In laboratory studies, ligufalimab worked especially well when combined with other drugs such as Vidaza (azacitidine) or Venclexta (venetoclax). These combinations made it easier for the immune system to attack leukemia cells, which may be especially important for patients who cannot receive standard chemotherapy.

Early clinical trials have also shown positive results. When ligufalimab was given with Vidaza as an initial treatment for AML, the drug was generally safe and well tolerated, even at higher doses. About half of patients achieved a complete remission, and more than half had a strong overall response to treatment.

Other Ongoing Research

Ligufalimab is also being studied in solid tumors, making it the first CD47-targeting antibody to reach large, late-stage phase 3 trials in this setting. Two studies are ongoing: one in patients with head and neck squamous cell carcinoma whose tumors express PD-L1, and another in pancreatic cancer.

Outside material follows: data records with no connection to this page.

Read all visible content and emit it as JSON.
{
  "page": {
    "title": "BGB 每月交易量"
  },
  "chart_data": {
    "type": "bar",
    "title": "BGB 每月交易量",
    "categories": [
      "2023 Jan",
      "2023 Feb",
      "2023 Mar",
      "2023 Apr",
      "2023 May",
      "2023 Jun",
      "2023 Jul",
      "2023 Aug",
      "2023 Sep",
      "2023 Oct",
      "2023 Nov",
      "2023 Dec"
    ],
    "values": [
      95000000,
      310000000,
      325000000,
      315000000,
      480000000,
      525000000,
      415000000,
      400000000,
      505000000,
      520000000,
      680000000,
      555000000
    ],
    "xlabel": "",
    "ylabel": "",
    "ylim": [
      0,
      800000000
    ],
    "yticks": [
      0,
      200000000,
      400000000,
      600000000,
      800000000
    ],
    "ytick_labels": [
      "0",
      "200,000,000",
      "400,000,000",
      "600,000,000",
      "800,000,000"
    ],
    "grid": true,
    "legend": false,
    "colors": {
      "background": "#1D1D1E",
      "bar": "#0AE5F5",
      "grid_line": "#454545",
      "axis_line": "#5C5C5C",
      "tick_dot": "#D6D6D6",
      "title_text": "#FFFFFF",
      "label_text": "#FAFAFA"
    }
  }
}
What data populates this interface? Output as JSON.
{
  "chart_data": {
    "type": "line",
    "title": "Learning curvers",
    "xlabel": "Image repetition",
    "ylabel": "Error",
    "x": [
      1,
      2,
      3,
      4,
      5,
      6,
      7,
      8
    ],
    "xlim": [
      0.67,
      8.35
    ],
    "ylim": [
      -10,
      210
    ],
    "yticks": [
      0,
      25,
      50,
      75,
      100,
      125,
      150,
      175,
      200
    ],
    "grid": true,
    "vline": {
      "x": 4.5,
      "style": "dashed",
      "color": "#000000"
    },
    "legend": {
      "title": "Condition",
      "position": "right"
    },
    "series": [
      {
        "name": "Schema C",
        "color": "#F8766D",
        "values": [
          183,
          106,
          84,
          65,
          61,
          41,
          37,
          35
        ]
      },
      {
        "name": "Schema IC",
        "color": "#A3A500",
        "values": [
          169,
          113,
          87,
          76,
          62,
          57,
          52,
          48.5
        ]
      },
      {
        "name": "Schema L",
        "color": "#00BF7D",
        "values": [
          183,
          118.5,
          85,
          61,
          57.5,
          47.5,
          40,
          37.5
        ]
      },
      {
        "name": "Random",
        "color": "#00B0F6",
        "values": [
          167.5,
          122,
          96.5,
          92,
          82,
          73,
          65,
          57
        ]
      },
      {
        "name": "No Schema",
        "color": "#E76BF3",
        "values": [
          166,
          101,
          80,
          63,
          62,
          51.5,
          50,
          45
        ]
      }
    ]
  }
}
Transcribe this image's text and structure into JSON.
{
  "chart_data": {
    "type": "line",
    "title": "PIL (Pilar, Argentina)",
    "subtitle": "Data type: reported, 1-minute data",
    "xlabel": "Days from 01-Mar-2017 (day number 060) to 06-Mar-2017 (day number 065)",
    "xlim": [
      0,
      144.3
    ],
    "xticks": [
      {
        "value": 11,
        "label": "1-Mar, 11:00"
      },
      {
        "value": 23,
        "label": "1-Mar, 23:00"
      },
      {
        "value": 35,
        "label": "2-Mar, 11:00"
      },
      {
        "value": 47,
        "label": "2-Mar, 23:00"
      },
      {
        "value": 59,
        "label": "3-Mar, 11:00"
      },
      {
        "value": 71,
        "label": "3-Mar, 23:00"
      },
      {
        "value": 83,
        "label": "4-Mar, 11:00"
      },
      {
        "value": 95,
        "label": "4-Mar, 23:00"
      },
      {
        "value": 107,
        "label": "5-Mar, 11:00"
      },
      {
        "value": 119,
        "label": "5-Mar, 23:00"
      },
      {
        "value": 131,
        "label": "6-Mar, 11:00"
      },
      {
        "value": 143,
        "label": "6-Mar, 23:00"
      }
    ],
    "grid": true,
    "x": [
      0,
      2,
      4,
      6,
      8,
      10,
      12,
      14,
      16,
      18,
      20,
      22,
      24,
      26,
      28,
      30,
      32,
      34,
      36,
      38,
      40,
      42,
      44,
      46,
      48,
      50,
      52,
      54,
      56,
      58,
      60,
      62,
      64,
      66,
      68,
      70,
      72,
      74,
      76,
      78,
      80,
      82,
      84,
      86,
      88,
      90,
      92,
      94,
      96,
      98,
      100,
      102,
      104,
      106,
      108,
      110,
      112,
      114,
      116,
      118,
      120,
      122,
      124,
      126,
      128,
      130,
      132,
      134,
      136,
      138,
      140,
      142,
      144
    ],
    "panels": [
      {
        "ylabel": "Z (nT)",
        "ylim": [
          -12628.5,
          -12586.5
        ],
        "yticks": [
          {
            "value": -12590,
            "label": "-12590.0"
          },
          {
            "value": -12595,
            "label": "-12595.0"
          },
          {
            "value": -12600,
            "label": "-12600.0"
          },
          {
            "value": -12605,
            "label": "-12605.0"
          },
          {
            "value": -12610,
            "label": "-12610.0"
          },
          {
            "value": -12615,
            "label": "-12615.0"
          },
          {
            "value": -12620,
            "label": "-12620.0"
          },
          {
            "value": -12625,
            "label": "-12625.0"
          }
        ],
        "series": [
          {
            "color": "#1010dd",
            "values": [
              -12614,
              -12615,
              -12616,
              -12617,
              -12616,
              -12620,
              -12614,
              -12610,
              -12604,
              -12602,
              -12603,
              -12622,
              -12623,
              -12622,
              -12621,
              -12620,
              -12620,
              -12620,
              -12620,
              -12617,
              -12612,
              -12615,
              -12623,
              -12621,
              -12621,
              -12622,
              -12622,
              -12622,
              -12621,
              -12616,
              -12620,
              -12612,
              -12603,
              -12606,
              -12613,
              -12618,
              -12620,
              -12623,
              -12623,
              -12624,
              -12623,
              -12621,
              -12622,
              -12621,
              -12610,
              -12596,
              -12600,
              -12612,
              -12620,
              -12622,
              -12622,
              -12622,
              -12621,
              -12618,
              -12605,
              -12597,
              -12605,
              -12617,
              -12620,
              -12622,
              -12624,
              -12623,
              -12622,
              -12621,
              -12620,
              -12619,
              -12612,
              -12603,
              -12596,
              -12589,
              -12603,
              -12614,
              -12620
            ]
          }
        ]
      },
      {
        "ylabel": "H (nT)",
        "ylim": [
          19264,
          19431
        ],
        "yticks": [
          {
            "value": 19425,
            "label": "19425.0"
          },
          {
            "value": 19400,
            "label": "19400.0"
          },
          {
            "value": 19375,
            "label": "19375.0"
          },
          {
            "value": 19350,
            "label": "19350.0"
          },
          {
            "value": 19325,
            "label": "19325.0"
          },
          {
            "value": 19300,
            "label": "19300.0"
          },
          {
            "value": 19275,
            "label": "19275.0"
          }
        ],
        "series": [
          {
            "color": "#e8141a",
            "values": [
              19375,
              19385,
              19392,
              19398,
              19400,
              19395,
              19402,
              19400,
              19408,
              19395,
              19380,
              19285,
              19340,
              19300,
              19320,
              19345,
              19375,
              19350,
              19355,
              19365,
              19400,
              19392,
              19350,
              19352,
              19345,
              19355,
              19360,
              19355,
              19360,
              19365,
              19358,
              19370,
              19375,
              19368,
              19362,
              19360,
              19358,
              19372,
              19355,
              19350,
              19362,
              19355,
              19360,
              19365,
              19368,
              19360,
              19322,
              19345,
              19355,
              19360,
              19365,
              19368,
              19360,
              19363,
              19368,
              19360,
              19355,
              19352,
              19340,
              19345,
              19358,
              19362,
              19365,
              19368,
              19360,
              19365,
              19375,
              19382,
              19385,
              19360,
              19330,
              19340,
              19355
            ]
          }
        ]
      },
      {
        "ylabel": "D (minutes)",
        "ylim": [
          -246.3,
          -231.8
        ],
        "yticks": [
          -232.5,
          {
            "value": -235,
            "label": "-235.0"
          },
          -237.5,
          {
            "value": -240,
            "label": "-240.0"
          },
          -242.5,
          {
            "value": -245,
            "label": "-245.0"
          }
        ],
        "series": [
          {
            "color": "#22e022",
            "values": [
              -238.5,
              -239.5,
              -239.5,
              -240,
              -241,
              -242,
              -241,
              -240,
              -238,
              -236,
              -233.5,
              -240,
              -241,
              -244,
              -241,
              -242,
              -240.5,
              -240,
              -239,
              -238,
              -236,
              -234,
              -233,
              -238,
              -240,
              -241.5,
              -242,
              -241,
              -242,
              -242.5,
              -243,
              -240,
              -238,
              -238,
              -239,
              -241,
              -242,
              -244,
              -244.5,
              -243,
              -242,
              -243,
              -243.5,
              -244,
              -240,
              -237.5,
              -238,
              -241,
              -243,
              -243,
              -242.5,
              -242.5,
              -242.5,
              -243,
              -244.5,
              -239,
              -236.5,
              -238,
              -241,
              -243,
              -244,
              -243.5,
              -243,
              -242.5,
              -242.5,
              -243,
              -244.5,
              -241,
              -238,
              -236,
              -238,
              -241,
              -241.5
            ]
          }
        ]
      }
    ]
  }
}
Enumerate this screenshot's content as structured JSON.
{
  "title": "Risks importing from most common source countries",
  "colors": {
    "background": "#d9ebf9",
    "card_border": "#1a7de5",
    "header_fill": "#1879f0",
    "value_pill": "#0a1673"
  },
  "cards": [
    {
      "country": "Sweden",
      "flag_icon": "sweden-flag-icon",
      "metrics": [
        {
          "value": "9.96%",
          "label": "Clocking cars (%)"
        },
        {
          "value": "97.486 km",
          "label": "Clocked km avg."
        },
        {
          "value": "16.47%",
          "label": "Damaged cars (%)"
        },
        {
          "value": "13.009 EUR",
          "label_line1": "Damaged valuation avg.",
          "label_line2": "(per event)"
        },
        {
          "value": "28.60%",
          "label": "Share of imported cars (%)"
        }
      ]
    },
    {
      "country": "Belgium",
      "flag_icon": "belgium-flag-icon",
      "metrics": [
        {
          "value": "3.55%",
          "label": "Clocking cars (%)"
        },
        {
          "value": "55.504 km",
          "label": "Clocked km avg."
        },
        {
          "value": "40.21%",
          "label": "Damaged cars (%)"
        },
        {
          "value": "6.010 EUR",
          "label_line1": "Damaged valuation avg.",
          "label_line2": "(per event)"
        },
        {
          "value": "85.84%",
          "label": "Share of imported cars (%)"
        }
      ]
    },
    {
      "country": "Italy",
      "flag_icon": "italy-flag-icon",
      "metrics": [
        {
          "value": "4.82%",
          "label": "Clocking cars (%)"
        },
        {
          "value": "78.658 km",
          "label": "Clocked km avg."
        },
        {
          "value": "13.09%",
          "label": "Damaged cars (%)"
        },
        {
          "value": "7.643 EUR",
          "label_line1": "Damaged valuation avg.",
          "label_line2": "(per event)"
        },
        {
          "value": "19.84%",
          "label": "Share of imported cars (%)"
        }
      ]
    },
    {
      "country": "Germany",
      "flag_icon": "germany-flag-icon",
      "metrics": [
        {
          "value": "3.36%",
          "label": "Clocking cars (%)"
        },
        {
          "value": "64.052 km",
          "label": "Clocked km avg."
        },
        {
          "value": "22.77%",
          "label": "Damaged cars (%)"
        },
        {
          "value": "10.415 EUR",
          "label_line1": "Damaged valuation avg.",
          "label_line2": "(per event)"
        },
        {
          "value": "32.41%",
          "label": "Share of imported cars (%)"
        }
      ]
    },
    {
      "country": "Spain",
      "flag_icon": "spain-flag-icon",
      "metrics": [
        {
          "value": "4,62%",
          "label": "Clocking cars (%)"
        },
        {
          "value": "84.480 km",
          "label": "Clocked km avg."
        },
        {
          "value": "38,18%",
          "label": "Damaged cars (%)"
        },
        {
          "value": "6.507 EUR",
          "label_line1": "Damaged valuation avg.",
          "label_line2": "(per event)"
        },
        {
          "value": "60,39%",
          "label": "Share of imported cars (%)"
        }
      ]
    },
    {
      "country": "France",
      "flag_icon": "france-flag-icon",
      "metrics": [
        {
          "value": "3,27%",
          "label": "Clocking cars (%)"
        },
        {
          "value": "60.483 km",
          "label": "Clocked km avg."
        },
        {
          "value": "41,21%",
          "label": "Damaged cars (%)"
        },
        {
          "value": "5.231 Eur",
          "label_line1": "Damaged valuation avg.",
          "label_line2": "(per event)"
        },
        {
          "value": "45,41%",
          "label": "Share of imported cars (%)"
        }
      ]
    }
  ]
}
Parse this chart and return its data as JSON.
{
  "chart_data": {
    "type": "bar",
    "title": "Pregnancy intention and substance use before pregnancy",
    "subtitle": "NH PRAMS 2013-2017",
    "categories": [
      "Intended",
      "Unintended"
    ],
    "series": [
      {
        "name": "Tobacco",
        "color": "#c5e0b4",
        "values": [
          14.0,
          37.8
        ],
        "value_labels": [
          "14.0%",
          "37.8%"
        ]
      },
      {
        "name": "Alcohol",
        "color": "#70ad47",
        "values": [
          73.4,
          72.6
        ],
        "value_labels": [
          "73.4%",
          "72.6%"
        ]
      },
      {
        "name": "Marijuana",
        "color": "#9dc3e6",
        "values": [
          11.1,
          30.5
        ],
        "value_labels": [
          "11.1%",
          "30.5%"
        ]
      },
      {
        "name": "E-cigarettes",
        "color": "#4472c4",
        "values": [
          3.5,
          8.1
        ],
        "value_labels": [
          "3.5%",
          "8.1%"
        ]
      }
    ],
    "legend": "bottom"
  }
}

Why New Therapies Are Needed in AML

Treatment options for AML remain limited, especially for older patients or those who cannot tolerate intensive chemotherapy. The FDA has approved combinations of Venclexta with drugs such as Vidaza, Dacogen (decitabine), or low-dose cytarabine for these patients. While these regimens have extended survival for some, more than half relapse within months, and average survival remains about one year.

This highlights the need for new approaches, especially ones like ligufalimab that use the immune system in a different way.

What Is AML?

AML is the most common type of acute leukemia in adults. It develops when immature white blood cells, called myeloid blasts, grow uncontrollably in the bone marrow and blood. These abnormal cells crowd out healthy ones and may spread outside the bone marrow. Treatment often depends on a patient’s overall health. Some can receive intensive chemotherapy, while others may need less aggressive approaches. For patients who cannot tolerate strong treatments, new therapies under study offer hope.

Looking Ahead

Beyond AML, ligufalimab is also being evaluated in patients with higher-risk myelodysplastic syndromes (HR-MDS). A phase 2 trial testing the drug in combination with Vidaza has completed enrollment. The study is carefully designed so that neither patients nor doctors know who is receiving which treatment, helping ensure results are reliable.

With its new orphan drug designation and encouraging early data, ligufalimab represents a potential new option in the pipeline for patients with AML who urgently need better therapies.